Je savais que Gary et Jack avaient autrefois parcouru les standards comme je l’avais fait, et ils étaient devenus comme une seconde nature pour nous. Je pensais que nous pouvions partager cela comme un langage tribal qui nous était offert, un monde de merveilleuses petites mélodies, et pourtant nous étions en 1983. Nous avons dîné le soir précédant la session et c’était comme un dîner précédant une conférence, comme si nous étions les gens qui avaient à donner une information en conférence. J’ai parlé de notre engagement spirituel dans quelque chose qui n’est pas nôtre, quelque chose de beau qui n’est pas nôtre, que nous ferons nôtre. […] Et ce à quoi nous sommes parvenus est incroyable. (Keith Jarrett)
Le trio parvient à renouveler le traitement des standards, ces chansons des années trente et quarante devenues le terrain de jeux préféré des jazzmen. Ce trio, c’est l’association de deux rythmiciens infaillibles (Jarrett et Dejohnette) et d’un musicien poète aussi fragile qu’imprévisible, Peacock, bassiste volubile et digressif. C’est une vraie connivence à trois, une manière d’ombre portée des héritages de Bill Evans et de Paul Bley.
Le choix des standards s’effectue de façon très simple. Keith Jarrett propose une liste de standards et demande à ses partenaires : “Est-ce que vous aimez celui-là ?” Lorsque le choix est fait, tous les trois lisent les paroles des thèmes afin, comme le faisait Lester Young, de s’imprégner de leur esprit au moins autant que de leur structure harmonique ou de leur mélodie.

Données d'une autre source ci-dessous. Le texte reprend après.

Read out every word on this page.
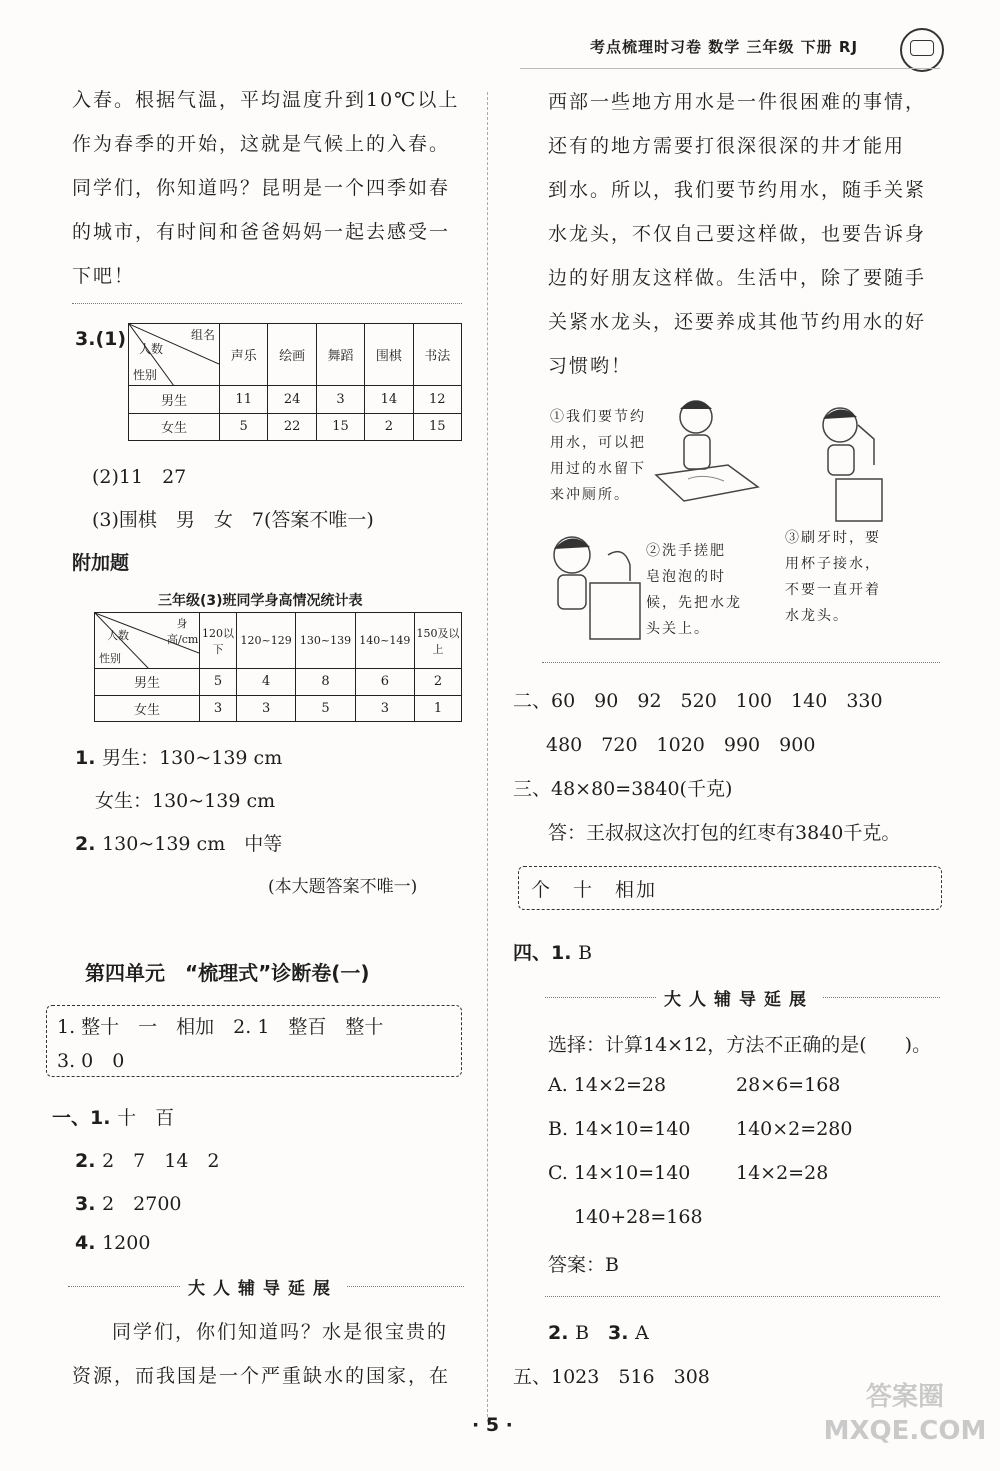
考点梳理时习卷 数学 三年级 下册 RJ
入春。根据气温，平均温度升到10℃以上
作为春季的开始，这就是气候上的入春。
同学们，你知道吗？昆明是一个四季如春
的城市，有时间和爸爸妈妈一起去感受一
下吧！
3.(1)	组名
人数
性别	声乐	绘画	舞蹈	围棋	书法
男生	11	24	3	14	12
女生	5	22	15	2	15
(2)11　27
(3)围棋　男　女　7(答案不唯一)
附加题
三年级(3)班同学身高情况统计表
身高/cm
人数
性别	120以下	120~129	130~139	140~149	150及以上
男生	5	4	8	6	2
女生	3	3	5	3	1
1. 男生：130~139 cm
女生：130~139 cm
2. 130~139 cm　中等
(本大题答案不唯一)
第四单元　“梳理式”诊断卷(一)
1. 整十　一　相加　2. 1　整百　整十
3. 0　0
一、1. 十　百
2. 2　7　14　2
3. 2　2700
4. 1200
大人辅导延展
同学们，你们知道吗？水是很宝贵的
资源，而我国是一个严重缺水的国家，在
西部一些地方用水是一件很困难的事情，
还有的地方需要打很深很深的井才能用
到水。所以，我们要节约用水，随手关紧
水龙头，不仅自己要这样做，也要告诉身
边的好朋友这样做。生活中，除了要随手
关紧水龙头，还要养成其他节约用水的好
习惯哟！
①我们要节约
用水，可以把
用过的水留下
来冲厕所。
②洗手搓肥
皂泡泡的时
候，先把水龙
头关上。
③刷牙时，要
用杯子接水，
不要一直开着
水龙头。
二、60　90　92　520　100　140　330
480　720　1020　990　900
三、48×80=3840(千克)
答：王叔叔这次打包的红枣有3840千克。
个　十　相加
四、1. B
大人辅导延展
选择：计算14×12，方法不正确的是(　　)。
A. 14×2=28	28×6=168
B. 14×10=140 140×2=280
C. 14×10=140 14×2=28
140+28=168
答案：B
2. B　3. A
五、1023　516　308
· 5 ·
答案圈 MXQE.COM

En une seule journée sont enregistrés deux albums en trio, Standards volumes 1 et 2. Stravinski disait que tout n’avait pas été dit en do majeur : ils font brillamment la preuve que tout n’a pas été dit sur the Things You Are et sur tant d’autres standards aux centaines d’interprétations précédentes.
Le langage, le vocabulaire commun est large (blues, classique, bop, free, modal, pop). Qu’ils jouent les standards en mettant la mélodie toujours en valeur (« Never Let Me Go »), ou bien qu’ils se lancent dans des improvisations sans filets (l’album Changes de 1984 issu de la même séance ou Inside Out en 2001), l’entente entre les trois compagnons de musique est totale, l »interplay est poussé au maximum.
Un son d’ensemble cohérent, aux fortes dynamiques, le trio swingue avec une puissance enivrante et réinvente un format pourtant surinvesti depuis belle lurette.
Ces disques Standards sont certainement parmi les meilleurs du trio, avec Still Live et Whisper Not enregistrés en concert, et Bye Bye Blackbird gravé en studio.
Manfred Eicher, le directeur d’ECM, se souvient: « Il s’est passé une sorte de petit miracle, la musique a coulé comme dans un rêve, avec une fluidité et une inspiration qui n’ont jamais décliné. Les morceaux se sont succédé, on parlait à peine entre les prises, chacun était conscient de la qualité de la musique, et personne ne voulait prendre le risque de rompre la magie. »
L’alchimie aboutit de façon tellement complète que les musiciens adoptent immédiatement une formule représentant à la fois le couronnement de l’expérience musicale de chacun d’eux et de celle qu’ils viennent de vivre : l’improvisation en trio.
Changes ne sortira que l’année suivante. Il est composé de trois plages : Prism, composition de l’époque du quartet européen mais qui n’avait pas été enregistrée, et une improvisation libre en deux parties.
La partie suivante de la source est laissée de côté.